Preheat oven to 400 degrees. Place pizza stone in the oven.
Heat a medium skillet to medium. Add the chopped bacon and cook 8-10 minutes, stirring occasionally, until crispy. Use a slotted spoon to remove the bacon crumbles from the skillet and place them on a paper towel-lined plate. Set aside. Discard all but 1 tablespoon of the bacon fat.
Add the spinach and garlic to the pan and sauté for 60-90 seconds or until the spinach is wilted. Season with salt. Set aside.
Place the Greek yogurt, flour, salt, and baking powder in the bowl of a stand mixer fitted with a dough hook.
Run the mixer on low for 5-6 minutes, scraping the sides as necessary with a spatula, until a smooth ball of dough has formed.
Transfer to a cutting board dusted with flour. Work dough with your hands and press out and pull into a thin circle.
Remove the pizza stone from the oven and transfer the dough to the pizza stone and brush with olive oil. Set aside.
In a medium non-stick saucepan, heat butter and garlic on medium-high, until butter melts. Add the garlic and sauté for 30-60 seconds or until fragrant.
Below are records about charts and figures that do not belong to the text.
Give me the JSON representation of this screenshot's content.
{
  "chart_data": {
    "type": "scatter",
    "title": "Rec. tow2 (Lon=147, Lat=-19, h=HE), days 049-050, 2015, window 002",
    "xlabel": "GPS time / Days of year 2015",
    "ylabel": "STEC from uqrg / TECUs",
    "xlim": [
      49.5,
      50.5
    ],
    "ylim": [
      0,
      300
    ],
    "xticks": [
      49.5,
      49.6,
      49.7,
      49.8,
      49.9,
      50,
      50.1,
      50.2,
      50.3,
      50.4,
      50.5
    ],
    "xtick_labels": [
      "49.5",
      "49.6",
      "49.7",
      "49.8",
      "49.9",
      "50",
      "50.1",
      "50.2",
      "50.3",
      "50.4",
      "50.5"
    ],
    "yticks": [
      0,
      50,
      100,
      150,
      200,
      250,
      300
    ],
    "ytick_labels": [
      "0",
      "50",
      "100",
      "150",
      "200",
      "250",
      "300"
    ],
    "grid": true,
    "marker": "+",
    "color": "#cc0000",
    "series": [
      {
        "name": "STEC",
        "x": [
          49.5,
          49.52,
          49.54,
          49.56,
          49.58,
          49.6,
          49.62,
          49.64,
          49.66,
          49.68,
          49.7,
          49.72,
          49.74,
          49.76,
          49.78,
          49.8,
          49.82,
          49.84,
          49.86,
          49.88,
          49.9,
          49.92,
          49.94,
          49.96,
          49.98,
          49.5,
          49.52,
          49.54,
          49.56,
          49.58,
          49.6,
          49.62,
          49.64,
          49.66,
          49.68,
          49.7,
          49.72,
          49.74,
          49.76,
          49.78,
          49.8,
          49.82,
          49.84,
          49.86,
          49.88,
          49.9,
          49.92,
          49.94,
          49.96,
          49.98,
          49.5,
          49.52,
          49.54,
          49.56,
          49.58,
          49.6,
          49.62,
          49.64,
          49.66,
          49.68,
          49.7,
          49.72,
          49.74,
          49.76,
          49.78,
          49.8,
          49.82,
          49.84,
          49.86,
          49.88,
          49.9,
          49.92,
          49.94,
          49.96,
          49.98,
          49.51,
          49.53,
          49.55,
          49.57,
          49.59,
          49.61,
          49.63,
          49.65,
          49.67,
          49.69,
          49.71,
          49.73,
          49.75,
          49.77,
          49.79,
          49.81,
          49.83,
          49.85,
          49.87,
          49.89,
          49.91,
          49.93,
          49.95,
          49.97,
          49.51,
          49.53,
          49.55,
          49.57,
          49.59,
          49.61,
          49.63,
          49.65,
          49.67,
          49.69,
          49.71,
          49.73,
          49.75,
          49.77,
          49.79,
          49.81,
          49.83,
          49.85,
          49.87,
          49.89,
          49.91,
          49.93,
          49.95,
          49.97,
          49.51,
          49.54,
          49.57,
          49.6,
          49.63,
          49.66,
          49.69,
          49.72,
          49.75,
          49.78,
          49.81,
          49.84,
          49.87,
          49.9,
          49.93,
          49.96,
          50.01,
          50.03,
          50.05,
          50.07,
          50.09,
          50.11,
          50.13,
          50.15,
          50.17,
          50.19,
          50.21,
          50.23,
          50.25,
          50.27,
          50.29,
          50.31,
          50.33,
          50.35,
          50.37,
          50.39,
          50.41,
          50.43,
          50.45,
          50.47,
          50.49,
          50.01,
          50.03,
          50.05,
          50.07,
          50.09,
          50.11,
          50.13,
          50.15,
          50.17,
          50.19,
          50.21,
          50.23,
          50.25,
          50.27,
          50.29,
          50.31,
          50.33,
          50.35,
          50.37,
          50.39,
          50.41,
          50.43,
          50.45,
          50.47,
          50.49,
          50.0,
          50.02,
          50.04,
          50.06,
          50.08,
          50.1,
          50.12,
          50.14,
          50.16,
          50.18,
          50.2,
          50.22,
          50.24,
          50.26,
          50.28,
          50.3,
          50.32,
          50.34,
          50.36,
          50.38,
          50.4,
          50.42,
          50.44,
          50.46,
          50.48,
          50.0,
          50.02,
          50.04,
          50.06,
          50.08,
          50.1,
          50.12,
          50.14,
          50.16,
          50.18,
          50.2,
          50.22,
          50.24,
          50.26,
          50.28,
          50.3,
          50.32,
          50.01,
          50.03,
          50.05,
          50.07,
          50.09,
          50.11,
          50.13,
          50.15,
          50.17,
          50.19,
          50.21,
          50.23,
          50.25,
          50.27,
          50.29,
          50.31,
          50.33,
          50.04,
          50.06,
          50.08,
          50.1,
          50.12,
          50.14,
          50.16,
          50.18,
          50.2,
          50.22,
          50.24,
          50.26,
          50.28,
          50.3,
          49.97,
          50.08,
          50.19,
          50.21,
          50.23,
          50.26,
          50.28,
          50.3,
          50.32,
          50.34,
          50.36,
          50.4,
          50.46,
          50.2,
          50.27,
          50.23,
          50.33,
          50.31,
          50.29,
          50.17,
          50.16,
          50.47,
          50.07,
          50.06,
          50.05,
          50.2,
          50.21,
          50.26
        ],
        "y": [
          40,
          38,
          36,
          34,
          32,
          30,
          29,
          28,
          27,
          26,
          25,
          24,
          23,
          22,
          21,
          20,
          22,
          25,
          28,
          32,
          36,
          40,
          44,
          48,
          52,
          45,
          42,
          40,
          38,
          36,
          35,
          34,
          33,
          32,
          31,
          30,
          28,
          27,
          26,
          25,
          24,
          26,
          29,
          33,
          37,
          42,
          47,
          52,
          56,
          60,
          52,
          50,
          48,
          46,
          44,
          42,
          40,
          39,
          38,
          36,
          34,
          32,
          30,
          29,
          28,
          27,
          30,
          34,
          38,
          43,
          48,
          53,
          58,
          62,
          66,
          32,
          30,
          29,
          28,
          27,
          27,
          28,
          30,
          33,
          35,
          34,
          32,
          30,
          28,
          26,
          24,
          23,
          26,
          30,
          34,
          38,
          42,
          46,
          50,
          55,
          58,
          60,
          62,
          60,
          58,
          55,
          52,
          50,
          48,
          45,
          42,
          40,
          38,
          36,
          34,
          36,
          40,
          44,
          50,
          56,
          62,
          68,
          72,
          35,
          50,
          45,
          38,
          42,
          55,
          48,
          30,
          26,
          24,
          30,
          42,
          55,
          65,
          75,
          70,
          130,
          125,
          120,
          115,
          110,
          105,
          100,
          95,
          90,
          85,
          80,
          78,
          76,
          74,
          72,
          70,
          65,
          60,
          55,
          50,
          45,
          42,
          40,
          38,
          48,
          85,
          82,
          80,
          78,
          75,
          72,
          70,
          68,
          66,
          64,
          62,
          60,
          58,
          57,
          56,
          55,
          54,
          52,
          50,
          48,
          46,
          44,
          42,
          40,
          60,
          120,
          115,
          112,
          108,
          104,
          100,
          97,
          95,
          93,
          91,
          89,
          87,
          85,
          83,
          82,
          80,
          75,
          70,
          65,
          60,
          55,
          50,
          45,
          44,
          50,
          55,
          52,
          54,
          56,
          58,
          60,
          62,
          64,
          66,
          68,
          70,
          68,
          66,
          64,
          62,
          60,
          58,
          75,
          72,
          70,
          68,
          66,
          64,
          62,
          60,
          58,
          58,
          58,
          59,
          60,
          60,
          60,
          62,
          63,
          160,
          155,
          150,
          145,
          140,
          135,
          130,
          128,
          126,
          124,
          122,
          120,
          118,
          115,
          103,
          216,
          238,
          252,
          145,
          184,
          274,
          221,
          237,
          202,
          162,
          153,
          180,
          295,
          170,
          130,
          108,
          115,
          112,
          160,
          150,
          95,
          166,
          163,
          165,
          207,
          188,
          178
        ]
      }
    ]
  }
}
Whisk in the flour and allow it to cook, whisking regularly, for 60-90 seconds. Slowly whisk in the milk until smooth. Allow the sauce to cook 2-3 minutes, continuing to whisk, until thickened.
Stir in the Parmesan cheese, salt and black pepper. Remove from the heat. Taste and adjust the seasoning, if necessary.
Spread the sauce on the pizza dough in a circle, about 1-inch from the edges.
Top with the cooked bacon crumbles, sauteed spinach and garlic and the mozzarella cheese. Bake 12-15 minutes or until the edges are browned and the cheese is bubbly.
Let the pizza slightly cool, then slice into wedges and serve.